燐に口づけたまま、燐の首筋や腰の辺りを撫でる煌。
舌を絡ませ、貪るように唇に吸い付く。
「んっ、ぅ・・・ふぁ、・・・っ」
博識で冷静沈着なはずの白蛇 さまは、人の姿を手に入れた雄猫の舌戯に翻弄され、最早 立っている事も出来なかった。
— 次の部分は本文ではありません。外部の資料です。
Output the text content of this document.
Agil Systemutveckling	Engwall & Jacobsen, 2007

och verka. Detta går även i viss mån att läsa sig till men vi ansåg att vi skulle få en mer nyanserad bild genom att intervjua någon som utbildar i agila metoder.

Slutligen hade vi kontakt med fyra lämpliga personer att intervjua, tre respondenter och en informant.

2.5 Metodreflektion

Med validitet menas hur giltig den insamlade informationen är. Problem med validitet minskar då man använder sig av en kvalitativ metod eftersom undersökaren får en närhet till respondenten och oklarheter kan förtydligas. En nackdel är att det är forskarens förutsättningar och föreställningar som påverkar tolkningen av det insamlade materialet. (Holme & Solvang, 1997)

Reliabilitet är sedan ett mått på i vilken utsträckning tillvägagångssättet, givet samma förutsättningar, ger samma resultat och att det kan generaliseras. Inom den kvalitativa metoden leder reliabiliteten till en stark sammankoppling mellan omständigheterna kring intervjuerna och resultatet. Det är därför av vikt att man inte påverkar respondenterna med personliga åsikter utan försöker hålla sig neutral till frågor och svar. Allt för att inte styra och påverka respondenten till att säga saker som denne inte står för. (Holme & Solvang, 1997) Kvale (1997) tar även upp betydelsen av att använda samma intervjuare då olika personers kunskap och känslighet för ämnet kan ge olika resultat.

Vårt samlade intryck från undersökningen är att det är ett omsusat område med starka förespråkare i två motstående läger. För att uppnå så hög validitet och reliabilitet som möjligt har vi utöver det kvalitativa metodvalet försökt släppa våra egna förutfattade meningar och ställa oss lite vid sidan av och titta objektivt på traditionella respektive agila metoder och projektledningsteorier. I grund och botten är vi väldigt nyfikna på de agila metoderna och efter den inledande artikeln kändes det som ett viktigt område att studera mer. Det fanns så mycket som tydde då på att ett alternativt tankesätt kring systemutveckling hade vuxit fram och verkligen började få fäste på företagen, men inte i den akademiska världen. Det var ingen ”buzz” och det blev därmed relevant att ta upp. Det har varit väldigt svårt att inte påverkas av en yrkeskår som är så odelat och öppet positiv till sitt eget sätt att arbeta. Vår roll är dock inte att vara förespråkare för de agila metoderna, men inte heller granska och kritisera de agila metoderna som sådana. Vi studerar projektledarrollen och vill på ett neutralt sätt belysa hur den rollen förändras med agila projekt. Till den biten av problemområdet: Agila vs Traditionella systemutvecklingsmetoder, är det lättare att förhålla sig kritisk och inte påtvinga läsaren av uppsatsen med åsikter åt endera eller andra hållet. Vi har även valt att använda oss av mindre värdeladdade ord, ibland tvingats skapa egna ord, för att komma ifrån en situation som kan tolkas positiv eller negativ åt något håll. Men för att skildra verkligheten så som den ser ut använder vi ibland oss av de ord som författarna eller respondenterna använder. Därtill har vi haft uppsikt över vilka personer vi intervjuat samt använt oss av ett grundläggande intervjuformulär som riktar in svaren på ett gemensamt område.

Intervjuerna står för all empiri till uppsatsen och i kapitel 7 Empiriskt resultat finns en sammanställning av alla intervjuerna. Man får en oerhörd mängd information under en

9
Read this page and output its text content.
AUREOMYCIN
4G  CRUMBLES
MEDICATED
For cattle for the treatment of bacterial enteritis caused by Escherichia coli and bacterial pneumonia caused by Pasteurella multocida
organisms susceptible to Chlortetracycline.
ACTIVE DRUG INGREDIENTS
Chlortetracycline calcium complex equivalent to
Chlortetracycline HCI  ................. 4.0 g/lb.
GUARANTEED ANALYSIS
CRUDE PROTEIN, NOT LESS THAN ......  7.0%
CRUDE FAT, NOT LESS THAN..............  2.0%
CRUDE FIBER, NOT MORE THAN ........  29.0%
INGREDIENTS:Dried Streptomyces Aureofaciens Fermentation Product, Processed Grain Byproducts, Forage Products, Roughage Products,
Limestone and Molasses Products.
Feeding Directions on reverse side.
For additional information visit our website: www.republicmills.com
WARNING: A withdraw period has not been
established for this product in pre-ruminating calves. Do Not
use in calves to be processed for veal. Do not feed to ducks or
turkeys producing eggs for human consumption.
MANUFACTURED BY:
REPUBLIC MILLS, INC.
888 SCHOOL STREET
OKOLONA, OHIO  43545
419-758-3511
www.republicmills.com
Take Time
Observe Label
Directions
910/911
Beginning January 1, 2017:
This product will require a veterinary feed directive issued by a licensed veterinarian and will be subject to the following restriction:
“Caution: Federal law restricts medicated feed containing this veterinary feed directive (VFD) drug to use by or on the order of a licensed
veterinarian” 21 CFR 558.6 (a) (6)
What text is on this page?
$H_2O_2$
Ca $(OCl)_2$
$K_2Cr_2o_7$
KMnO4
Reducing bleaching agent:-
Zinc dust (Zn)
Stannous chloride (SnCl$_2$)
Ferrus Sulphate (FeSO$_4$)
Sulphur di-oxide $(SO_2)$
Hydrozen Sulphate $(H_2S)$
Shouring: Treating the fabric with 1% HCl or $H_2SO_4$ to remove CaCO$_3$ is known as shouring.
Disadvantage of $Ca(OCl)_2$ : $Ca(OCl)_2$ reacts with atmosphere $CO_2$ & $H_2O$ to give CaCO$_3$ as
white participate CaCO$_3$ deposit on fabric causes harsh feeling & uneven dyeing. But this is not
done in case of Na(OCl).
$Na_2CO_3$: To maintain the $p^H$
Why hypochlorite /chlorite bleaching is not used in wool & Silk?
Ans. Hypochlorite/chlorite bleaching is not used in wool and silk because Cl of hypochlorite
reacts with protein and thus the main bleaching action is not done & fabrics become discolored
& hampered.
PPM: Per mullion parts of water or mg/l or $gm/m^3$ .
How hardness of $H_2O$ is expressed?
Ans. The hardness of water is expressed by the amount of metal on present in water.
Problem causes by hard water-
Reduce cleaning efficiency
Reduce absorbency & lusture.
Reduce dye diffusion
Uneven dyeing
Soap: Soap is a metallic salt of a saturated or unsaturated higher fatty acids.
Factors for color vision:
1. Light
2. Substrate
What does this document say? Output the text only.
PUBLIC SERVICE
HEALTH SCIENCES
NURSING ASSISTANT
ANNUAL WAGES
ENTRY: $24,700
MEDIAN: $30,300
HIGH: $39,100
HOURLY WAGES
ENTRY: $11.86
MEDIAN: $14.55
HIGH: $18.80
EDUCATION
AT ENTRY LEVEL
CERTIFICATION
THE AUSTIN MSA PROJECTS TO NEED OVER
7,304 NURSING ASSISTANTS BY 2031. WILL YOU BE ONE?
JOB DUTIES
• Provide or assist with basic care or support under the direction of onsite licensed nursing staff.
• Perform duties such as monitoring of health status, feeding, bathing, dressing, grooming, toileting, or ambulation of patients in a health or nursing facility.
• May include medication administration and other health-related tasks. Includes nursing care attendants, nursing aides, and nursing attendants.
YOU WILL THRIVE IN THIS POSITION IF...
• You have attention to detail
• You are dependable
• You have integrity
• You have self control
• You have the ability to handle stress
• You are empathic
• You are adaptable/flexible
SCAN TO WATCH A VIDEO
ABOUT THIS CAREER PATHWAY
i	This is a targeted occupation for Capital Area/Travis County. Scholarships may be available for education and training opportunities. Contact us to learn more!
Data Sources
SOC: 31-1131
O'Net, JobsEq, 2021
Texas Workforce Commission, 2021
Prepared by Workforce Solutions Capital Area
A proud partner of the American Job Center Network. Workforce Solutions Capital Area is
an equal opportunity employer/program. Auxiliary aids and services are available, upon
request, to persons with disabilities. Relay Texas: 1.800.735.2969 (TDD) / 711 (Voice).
座り込んでしまった燐に更に追い撃ちをかけるべく、そのまま社 の板の間に押し倒す煌。
「・・・んなっ、ちょっと、ま、まて!待て煌!」
「ずっと待ちましたよ。犬でもないのに待たされたんです。これ以上我慢できません」
「ひぁっ!?」
燐の着物の袷 を無理矢理開く煌。
白く滑らかな肌に、褐色の掌が滑っていく。
煌は右手で燐の淡い桃色の乳首に触れ、もう片方には唇をよせた。
「あっ、ゃあ!ぃ、やだ、こぅ・・・っ、ゃ、んっ」
煌に慕われているというのは自覚していた。
それに応えたいとも思った。
燐も煌の事を好いていた。
だがしかし、これは想定していなかった。
着物はすっかり脱がされ、しなやかな身体を曝し、皮膚の薄いところばかりを燐に舐めまわされている。
「ぁ・・・はぅ・・・こぉ、やめ・・・んぁあっ!?」
俯せにされ、腰を高く上げさせられ、暴かれた後孔を猫特有のざらついた舌が這う。
そんなところまで舐められるとは思っていなかった燐。
困惑が恐怖へと変わる。
「ひ・・・っ、ゃだ・・・ひぅっ、ぅ・・・」
だめだ、このままでは。
抵抗しなければ。
立ち上がろうと上半身を起こした瞬間・・・。
「ひぃ゙っ!?」
雄猫の牙が燐の首筋に食い込んだ。
痛みと牙から逃れるため、再び上半身を伏せる。
しかし、煌は燐に噛み付いたまま放そうとしない。
「ぅぁ、や、はな、し・・・・・ぁああ゙──!」
燐の後孔に、熱く張り詰めた楔が穿たれる。
そしてゆっくり、しかし確実に、奥へと挿入されていく。
「は・・・ぁぐ・・・っ、ぅゔ・・・っ」
燐の頬を涙が流れる。
組敷かれ後ろから犯される痛みからか。
こちらの言い分を全く聞き入れぬ雄猫への恐怖からか。
それとも、じわりじわりと這い上がってくる初めての感覚からか。
「はぁ・・・燐・・・りん・・・っ」
「んっ・・・ぅ、ぁあっ・・・ひ・・・っ」
触れる煌の肌や穿たれた楔から、体温の低い燐に熱が浸透していく。
恐い、心地いい、逃れたい、溺れたい。
最奥で煌が果てた時、燐もまた、煌の掌に精を放ち、くずおれた。